Pertence ao Código Civil (DL n.º 47344/66, de 25 de Novembro)
Este artigo trata de uma situação excepcional: quando uma pessoa desaparece e o seu cônjuge quer voltar a casar. A lei permite que o cônjuge do ausente contraia novo matrimónio sem esperar pela morte natural da pessoa desaparecida. O ponto essencial é o que acontece se o ausente reaparecer vivo: o primeiro casamento considera-se automaticamente dissolvido por divórcio, retroativamente à data em que foi oficialmente declarada a morte presumida. Isto significa que o segundo casamento torna-se válido e o primeiro extingue-se legalmente. Este mecanismo protege o cônjuge que fica, permitindo-lhe reconstruir a sua vida matrimonial sem incerteza, enquanto salvaguarda os direitos do ausente caso reapareça, evitando um casamento bigâmico ilegal.

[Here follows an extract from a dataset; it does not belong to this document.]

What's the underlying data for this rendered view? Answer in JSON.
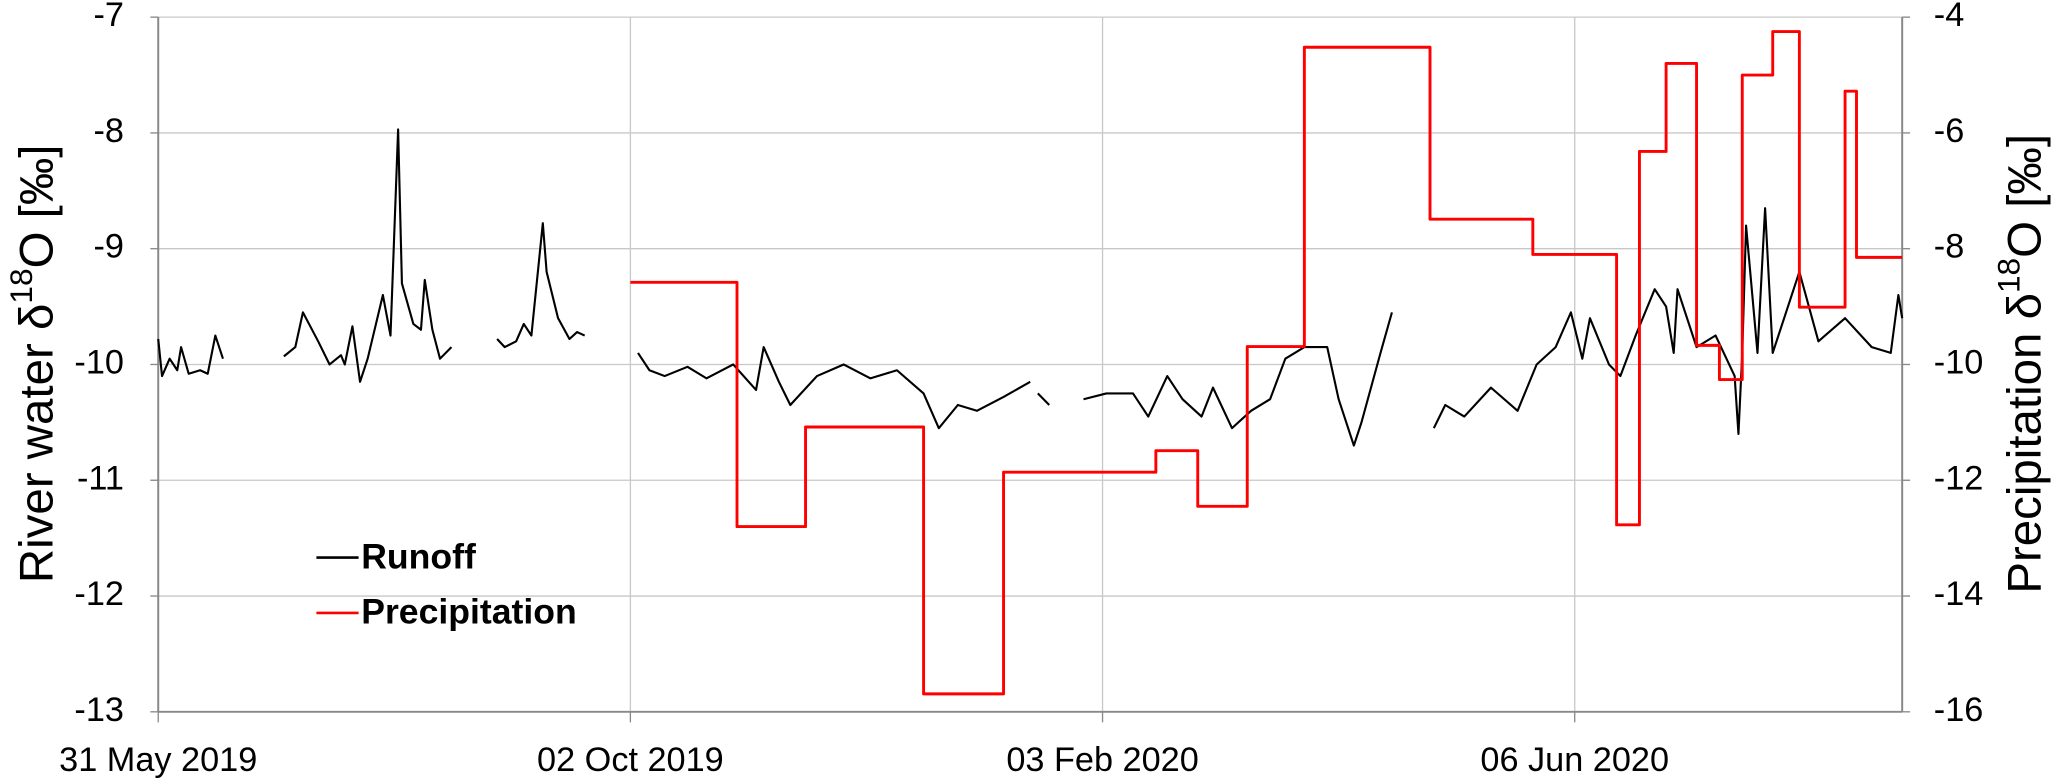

Um marido desaparece numa viagem e não dá notícias durante anos. A mulher obtém a declaração de morte presumida do tribunal. Pode agora casar-se novamente. Se o marido reaparecer cinco anos depois, o primeiro casamento está automaticamente dissolvido por divórcio desde a data da declaração, tornando o segundo casamento válido.
Uma esposa desaparece durante uma catástrofe natural. O marido, após cumprir procedimentos legais, obtém declaração de morte presumida e casa-se novamente. Dois anos depois, a esposa aparece viva. O primeiro casamento dissolve-se retroativamente e o novo casamento mantém plena validade jurídica.
Após morte presumida declarada, o cônjuge celebra novo matrimónio. Semanas depois, surge notícia de que o ausente estava vivo quando o novo casamento ocorreu. O primeiro matrimónio considera-se imediatamente dissolvido por divórcio naquele momento, legitimando o segundo casamento.